Federal Aviation Administration

Category:Aviation

The Federal Aviation Administration, also known as FAA is the national aviation authority overseeing and regulating all facets of civil aviation taking place in the United States of America. In 1958, in an act proposed by the United States Congress called the Federal Aviation Act, an organization named the Federal Aviation Agency was established; the organization changed its name into the Federal Aviation Administration when it adhered to the United States Department of Transportation.

One of the first obligations of the Federal Aviation Administration is to regulate the United States’ commercial space transportation. It must also regulate flight inspection standards and the geometry of air navigation facilities; it is also obligated to encourage and even develop civil aeronautics and help with research and the development of new aviation technology. Another attribute of the Federal Aviation Administration is to issue, suspend and revoke any general aviation pilot certificates; to regulate civil aviation into promoting safety through their numerous local offices known as Flight Standards District Offices. The FAA has many other obligations as well, such as the development and operating of air traffic control and navigation systems for civil and military aircrafts, the development and application of programs meant to control aircraft noise and many other projects related to air flights.

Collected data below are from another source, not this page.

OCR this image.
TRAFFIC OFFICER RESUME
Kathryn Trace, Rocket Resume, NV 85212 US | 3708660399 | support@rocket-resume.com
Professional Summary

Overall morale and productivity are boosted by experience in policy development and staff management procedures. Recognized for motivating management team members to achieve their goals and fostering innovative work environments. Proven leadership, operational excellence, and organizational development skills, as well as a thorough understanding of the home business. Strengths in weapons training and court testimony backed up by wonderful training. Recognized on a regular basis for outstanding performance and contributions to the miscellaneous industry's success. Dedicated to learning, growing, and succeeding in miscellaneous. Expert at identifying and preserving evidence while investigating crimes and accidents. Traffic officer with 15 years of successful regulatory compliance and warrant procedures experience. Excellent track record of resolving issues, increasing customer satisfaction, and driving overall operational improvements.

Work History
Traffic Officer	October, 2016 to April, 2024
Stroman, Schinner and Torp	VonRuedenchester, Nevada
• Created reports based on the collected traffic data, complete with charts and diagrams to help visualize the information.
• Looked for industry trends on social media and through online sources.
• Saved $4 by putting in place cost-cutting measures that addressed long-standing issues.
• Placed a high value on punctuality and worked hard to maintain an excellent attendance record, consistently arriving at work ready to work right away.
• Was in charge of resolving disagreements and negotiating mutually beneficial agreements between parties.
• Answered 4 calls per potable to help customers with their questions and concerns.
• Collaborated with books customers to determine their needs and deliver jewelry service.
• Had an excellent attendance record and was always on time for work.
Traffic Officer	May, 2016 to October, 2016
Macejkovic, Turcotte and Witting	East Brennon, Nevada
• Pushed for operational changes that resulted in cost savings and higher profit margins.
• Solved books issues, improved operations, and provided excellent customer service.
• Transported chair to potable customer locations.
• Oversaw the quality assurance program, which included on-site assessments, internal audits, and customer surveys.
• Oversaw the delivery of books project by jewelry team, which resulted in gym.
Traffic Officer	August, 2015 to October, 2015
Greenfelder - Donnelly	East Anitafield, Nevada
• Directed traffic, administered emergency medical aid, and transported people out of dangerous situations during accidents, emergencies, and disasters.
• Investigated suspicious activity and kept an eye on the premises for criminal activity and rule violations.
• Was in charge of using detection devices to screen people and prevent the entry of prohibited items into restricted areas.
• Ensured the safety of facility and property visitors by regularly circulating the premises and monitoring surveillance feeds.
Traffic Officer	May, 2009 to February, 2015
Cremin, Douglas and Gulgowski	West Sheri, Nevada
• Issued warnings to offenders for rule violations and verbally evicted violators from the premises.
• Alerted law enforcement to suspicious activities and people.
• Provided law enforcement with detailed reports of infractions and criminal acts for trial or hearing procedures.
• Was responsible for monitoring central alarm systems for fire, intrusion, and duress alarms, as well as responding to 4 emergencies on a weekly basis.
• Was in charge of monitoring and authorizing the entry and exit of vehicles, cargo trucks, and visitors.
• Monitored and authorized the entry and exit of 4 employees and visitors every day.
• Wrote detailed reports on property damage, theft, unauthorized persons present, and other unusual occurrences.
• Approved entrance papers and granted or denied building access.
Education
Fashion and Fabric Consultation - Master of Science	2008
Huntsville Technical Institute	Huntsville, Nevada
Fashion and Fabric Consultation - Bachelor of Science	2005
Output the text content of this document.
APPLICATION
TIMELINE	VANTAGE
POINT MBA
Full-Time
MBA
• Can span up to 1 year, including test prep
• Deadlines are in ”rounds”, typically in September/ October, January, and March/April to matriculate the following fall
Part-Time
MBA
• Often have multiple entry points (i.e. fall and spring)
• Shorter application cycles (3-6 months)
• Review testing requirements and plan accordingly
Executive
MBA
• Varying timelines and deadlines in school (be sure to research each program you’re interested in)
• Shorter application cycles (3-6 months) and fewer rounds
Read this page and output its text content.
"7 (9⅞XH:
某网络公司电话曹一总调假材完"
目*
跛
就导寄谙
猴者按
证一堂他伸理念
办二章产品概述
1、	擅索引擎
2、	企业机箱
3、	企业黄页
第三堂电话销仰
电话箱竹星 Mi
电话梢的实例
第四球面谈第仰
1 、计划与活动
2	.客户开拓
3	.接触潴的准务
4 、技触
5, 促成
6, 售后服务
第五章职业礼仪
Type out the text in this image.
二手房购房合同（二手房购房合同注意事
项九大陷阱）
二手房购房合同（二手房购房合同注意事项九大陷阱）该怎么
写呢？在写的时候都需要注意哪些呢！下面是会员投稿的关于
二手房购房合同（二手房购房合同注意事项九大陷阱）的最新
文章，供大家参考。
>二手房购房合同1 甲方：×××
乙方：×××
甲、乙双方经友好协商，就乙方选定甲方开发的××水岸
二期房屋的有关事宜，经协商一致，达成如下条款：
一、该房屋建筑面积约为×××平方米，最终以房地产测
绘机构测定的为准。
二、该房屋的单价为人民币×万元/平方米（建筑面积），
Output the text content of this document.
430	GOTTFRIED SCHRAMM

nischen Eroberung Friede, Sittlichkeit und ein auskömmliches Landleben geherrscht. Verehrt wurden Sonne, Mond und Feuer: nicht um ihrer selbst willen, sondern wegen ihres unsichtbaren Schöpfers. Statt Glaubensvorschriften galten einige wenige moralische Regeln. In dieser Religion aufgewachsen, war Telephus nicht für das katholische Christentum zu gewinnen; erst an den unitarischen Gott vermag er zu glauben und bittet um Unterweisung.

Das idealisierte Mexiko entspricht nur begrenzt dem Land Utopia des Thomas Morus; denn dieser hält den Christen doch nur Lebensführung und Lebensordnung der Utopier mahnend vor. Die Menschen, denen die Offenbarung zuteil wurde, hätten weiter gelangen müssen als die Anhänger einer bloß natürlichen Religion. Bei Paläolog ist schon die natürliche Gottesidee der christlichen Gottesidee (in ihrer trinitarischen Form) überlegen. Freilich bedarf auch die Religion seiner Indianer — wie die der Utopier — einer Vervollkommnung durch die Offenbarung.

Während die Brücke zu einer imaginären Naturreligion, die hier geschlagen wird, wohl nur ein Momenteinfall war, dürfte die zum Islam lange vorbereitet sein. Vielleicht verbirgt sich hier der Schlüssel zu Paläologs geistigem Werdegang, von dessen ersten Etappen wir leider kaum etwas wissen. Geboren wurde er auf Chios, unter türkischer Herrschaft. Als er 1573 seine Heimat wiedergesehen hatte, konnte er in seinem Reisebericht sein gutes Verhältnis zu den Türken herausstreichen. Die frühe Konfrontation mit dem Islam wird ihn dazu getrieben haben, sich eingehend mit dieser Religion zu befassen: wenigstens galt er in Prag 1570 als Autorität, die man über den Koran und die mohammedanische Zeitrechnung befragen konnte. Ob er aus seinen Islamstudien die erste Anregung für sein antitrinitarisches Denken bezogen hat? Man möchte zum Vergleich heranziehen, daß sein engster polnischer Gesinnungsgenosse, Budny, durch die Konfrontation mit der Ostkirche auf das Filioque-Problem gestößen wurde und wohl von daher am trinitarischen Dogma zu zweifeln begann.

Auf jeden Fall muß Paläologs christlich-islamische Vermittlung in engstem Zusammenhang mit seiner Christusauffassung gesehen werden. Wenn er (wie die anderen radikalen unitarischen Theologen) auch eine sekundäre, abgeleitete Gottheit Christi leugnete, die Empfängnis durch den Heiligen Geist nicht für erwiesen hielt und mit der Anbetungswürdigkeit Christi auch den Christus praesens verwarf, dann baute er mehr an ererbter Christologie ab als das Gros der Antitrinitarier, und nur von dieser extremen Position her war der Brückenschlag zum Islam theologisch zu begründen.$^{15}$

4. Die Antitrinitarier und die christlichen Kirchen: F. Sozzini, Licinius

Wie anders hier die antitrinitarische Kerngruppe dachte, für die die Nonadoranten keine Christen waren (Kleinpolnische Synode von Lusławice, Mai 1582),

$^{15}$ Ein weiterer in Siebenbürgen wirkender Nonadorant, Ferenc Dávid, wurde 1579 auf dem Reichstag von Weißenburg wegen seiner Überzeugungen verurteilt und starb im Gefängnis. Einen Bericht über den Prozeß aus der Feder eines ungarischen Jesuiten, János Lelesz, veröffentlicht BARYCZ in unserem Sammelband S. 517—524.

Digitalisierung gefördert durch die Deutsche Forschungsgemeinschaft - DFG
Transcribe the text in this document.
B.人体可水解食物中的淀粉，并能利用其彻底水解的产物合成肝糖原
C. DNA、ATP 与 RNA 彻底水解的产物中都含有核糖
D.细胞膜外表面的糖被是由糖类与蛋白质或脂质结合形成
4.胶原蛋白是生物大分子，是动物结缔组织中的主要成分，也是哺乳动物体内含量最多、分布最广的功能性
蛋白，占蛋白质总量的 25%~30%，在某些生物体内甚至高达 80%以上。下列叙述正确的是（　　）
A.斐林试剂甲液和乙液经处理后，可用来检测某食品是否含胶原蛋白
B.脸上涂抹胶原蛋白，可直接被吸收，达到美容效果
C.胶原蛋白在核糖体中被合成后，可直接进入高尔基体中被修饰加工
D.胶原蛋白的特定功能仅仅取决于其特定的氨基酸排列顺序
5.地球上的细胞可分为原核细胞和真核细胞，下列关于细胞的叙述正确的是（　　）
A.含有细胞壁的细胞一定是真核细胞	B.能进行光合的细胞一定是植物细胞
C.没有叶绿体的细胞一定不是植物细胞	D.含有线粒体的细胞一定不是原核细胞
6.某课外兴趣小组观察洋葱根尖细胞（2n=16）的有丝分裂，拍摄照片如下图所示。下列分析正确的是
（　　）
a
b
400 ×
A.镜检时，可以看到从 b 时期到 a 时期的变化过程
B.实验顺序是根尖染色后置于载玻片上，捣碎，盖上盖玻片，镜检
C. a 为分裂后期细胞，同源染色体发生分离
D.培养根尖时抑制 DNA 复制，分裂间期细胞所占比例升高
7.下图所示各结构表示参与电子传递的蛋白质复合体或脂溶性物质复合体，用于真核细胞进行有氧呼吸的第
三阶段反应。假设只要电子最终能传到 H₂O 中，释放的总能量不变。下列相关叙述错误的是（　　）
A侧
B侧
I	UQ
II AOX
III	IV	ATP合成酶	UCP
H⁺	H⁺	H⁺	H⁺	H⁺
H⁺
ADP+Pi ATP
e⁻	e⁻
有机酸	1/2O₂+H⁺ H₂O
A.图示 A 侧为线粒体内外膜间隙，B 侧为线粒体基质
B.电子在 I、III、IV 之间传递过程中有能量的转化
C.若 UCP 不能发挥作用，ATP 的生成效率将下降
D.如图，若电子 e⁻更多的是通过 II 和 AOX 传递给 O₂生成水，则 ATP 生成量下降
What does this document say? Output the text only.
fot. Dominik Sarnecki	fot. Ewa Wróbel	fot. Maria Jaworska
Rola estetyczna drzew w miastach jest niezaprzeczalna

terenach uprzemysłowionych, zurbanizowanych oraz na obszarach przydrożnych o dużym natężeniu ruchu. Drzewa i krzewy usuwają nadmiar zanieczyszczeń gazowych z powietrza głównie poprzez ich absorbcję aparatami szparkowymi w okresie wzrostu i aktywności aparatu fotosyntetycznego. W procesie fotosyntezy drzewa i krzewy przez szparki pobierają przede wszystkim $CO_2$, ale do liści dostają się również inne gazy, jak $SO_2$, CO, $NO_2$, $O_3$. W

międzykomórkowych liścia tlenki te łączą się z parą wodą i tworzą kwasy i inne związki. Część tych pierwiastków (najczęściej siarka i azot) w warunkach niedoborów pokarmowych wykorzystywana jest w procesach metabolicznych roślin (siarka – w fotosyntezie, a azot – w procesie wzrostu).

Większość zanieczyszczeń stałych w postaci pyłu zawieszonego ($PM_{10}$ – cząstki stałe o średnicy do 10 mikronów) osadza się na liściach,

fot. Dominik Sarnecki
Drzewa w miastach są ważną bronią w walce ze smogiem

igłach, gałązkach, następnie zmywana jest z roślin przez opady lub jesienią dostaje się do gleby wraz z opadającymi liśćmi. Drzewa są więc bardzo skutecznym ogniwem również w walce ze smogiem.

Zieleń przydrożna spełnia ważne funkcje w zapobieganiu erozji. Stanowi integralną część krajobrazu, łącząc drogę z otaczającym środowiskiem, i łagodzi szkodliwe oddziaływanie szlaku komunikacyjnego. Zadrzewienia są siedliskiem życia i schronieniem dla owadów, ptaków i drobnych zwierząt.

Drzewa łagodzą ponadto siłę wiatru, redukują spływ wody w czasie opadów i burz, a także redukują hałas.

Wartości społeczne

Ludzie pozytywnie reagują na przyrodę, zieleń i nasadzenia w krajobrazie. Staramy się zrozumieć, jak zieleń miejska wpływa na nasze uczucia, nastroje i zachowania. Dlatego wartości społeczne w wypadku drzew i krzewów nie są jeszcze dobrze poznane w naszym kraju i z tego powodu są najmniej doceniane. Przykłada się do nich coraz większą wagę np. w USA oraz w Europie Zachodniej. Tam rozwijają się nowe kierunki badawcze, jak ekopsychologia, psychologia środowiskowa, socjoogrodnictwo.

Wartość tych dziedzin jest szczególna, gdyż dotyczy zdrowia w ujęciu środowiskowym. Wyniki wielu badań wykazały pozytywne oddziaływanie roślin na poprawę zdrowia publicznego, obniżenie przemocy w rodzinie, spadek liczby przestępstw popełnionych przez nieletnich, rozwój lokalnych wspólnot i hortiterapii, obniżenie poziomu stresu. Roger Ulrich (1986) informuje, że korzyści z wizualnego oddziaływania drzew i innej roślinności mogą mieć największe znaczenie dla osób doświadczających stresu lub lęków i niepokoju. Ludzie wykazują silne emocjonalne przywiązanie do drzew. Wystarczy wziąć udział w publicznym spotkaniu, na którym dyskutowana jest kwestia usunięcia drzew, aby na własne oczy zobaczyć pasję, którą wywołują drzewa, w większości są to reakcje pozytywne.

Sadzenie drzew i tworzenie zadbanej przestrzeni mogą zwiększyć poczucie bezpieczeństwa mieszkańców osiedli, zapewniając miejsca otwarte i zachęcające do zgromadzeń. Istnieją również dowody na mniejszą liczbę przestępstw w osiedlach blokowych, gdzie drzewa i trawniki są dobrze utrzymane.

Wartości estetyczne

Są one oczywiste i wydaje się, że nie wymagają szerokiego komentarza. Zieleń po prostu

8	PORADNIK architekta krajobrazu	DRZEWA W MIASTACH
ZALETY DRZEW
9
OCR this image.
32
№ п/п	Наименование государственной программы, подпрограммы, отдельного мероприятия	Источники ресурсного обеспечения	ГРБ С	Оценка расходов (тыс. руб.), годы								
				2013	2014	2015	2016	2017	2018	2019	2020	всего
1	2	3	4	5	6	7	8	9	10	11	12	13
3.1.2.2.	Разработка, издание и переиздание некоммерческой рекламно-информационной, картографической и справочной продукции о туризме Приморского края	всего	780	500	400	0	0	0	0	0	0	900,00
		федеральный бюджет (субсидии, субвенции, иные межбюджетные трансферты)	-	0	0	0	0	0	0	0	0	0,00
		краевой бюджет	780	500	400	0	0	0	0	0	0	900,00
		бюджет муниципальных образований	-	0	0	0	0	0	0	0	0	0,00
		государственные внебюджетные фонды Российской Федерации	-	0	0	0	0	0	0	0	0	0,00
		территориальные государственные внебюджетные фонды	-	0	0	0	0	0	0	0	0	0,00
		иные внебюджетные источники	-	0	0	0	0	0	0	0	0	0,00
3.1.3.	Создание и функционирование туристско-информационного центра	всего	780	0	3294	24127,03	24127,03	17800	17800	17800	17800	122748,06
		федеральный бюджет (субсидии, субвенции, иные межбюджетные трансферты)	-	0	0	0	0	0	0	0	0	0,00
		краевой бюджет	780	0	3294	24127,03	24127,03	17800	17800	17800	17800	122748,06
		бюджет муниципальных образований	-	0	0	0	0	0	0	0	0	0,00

For better operational purposes, the Federal Aviation Administration had nine quarters, overseeing nine regions pertaining to the United States, with their main Headquarters in Washington, DC. They also have the Mike Monroney Aeronautical Center in Oklahoma City and the William J. Hughes Technical Center in Atlantic City. The nine regions that FAA has quarters in are: Alaskan in Anchorage, Alaska; Northwest Mountain in Renton, WA; Western Pacific in Hawthorne, CA; Central in Kansas City, MO; Southwest in Fort Worth, TX; Great Lakes in Chicago, IL; Eastern in New York City; Southern in Atlanta, GA and New England in Burlington, MA.

The FAA has a long history, not exempt from controversy and criticism, as least where its governing rules are concerned, being accused at one point for a too quick reaction and too harsh fines on airlines that violate their regulations. However, these accusations may have been biased, so there’s no actual ground for most of them. The FAA also has a tradition of issuing awards to some of those that hold licenses from them and another tradition of offering a number of ten badges to pilots who complete a certain number of flight hours. The pilots can rise in level and obtain a new badge with each level.